Remember that CBC story about Paul Weyrich, the American who calls Canada “liberal and hedonistic” and uses the term “cultural Marxism”? You may recall the reporter offers this mild corrective:

A U.S. right-wing strategist says Canadians are “so liberal and hedonistic” that Stephen Harper can’t hope to change their philosophy of “cultural Marxism” right away.

Given time, however, the Conservative prime minister-designate may straighten them out, Paul Weyrich writes.

…The pessimistic view was that Harper, lacking a parliamentary majority, can do little to make Canadians “adopt a more reasonable view of the United States” and abandon Marxist principles “such as same-sex marriage and abortion on demand,” Weyrich says.

He does not say how these things are linked in his mind to Marxism, a doctrine better known for concepts of class warfare.

Well, his colleague and ally, William Lind, is happy to spell it out, and has been for years. Political correctness, he argues, isn’t just overzealousness; it’s part of a concerted, deliberate attempt to bring about the end of western culture as we know it.

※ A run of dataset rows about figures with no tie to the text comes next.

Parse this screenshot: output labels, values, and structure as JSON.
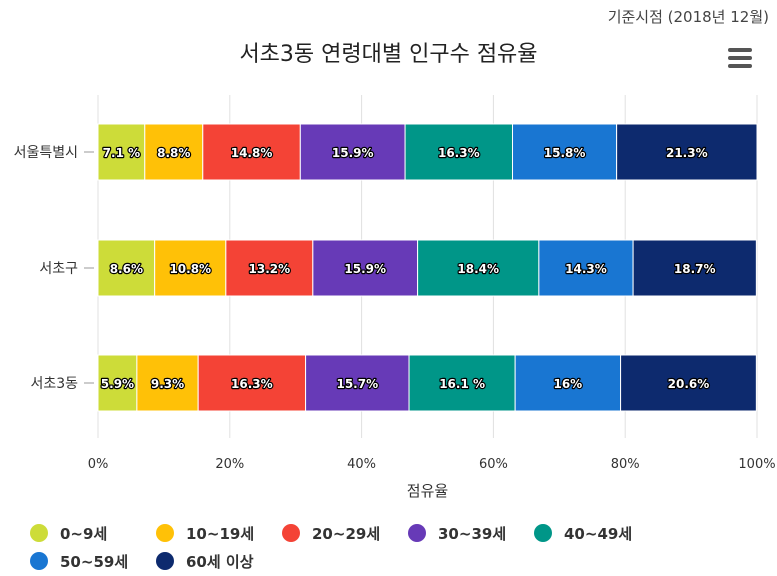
{
  "header": {
    "ref_date": "기준시점 (2018년 12월)",
    "title": "서초3동 연령대별 인구수 점유율"
  },
  "menu": {
    "icon": "hamburger-menu-icon"
  },
  "chart_data": {
    "type": "bar",
    "orientation": "horizontal",
    "stacking": "percent",
    "title": "서초3동 연령대별 인구수 점유율",
    "xlabel": "점유율",
    "ylabel": "",
    "xlim": [
      0,
      100
    ],
    "x_ticks": [
      "0%",
      "20%",
      "40%",
      "60%",
      "80%",
      "100%"
    ],
    "x_tick_values": [
      0,
      20,
      40,
      60,
      80,
      100
    ],
    "grid": "vertical",
    "legend_position": "bottom-left",
    "categories": [
      "서울특별시",
      "서초구",
      "서초3동"
    ],
    "series": [
      {
        "name": "0~9세",
        "color": "#cddc39",
        "values": [
          7.1,
          8.6,
          5.9
        ],
        "labels": [
          "7.1 %",
          "8.6%",
          "5.9%"
        ]
      },
      {
        "name": "10~19세",
        "color": "#ffc107",
        "values": [
          8.8,
          10.8,
          9.3
        ],
        "labels": [
          "8.8%",
          "10.8%",
          "9.3%"
        ]
      },
      {
        "name": "20~29세",
        "color": "#f44336",
        "values": [
          14.8,
          13.2,
          16.3
        ],
        "labels": [
          "14.8%",
          "13.2%",
          "16.3%"
        ]
      },
      {
        "name": "30~39세",
        "color": "#673ab7",
        "values": [
          15.9,
          15.9,
          15.7
        ],
        "labels": [
          "15.9%",
          "15.9%",
          "15.7%"
        ]
      },
      {
        "name": "40~49세",
        "color": "#009688",
        "values": [
          16.3,
          18.4,
          16.1
        ],
        "labels": [
          "16.3%",
          "18.4%",
          "16.1 %"
        ]
      },
      {
        "name": "50~59세",
        "color": "#1976d2",
        "values": [
          15.8,
          14.3,
          16.0
        ],
        "labels": [
          "15.8%",
          "14.3%",
          "16%"
        ]
      },
      {
        "name": "60세 이상",
        "color": "#0d2a6e",
        "values": [
          21.3,
          18.7,
          20.6
        ],
        "labels": [
          "21.3%",
          "18.7%",
          "20.6%"
        ]
      }
    ]
  }
}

Feminism, lesbian and gay activism, environmentalism — they’re part of a left-wing ideological network aimed at critiquing capitalism and the society it supports without offering an alternative. And it all started in the 1930s, he says, with a group of Jews known as the Frankfurt School:

How does all of this stuff flood in here? How does it flood into our universities, and indeed into our lives today? The members of the Frankfurt School are Marxist, they are also, to a man, Jewish. In 1933 the Nazis came to power in Germany, and not surprisingly they shut down the Institute for Social Research. And its members fled. They fled to New York City, and the Institute was reestablished there in 1933 with help from Columbia University. And the members of the Institute, gradually through the 1930s, though many of them remained writing in German, shift their focus from Critical Theory about German society, destructive criticism about every aspect of that society, to Critical Theory directed toward American society.

While that excerpt comes from a speech he has given to various Accuracy in Academia conferences, Lind made the same claim — with the same link to Jews — in a speech to a holocaust denial conference.

Racially-charged politics are no stranger to Lind, who is a senior official at Weyrich’s Free Congress Foundation. He had earlier published an article claiming that the U.S. would be better off if the South had won the Civil War:

The real damage to race relations in the south came not from slavery, but from Reconstruction, which would not have occurred if the South had won. And since the North would have been a separate nation, the vast black migration to northern cities that took place during World War II might not have happened.

A little context about what “cultural Marxism” is all about would, and should, have put Weyrich’s comments into ugly perspective.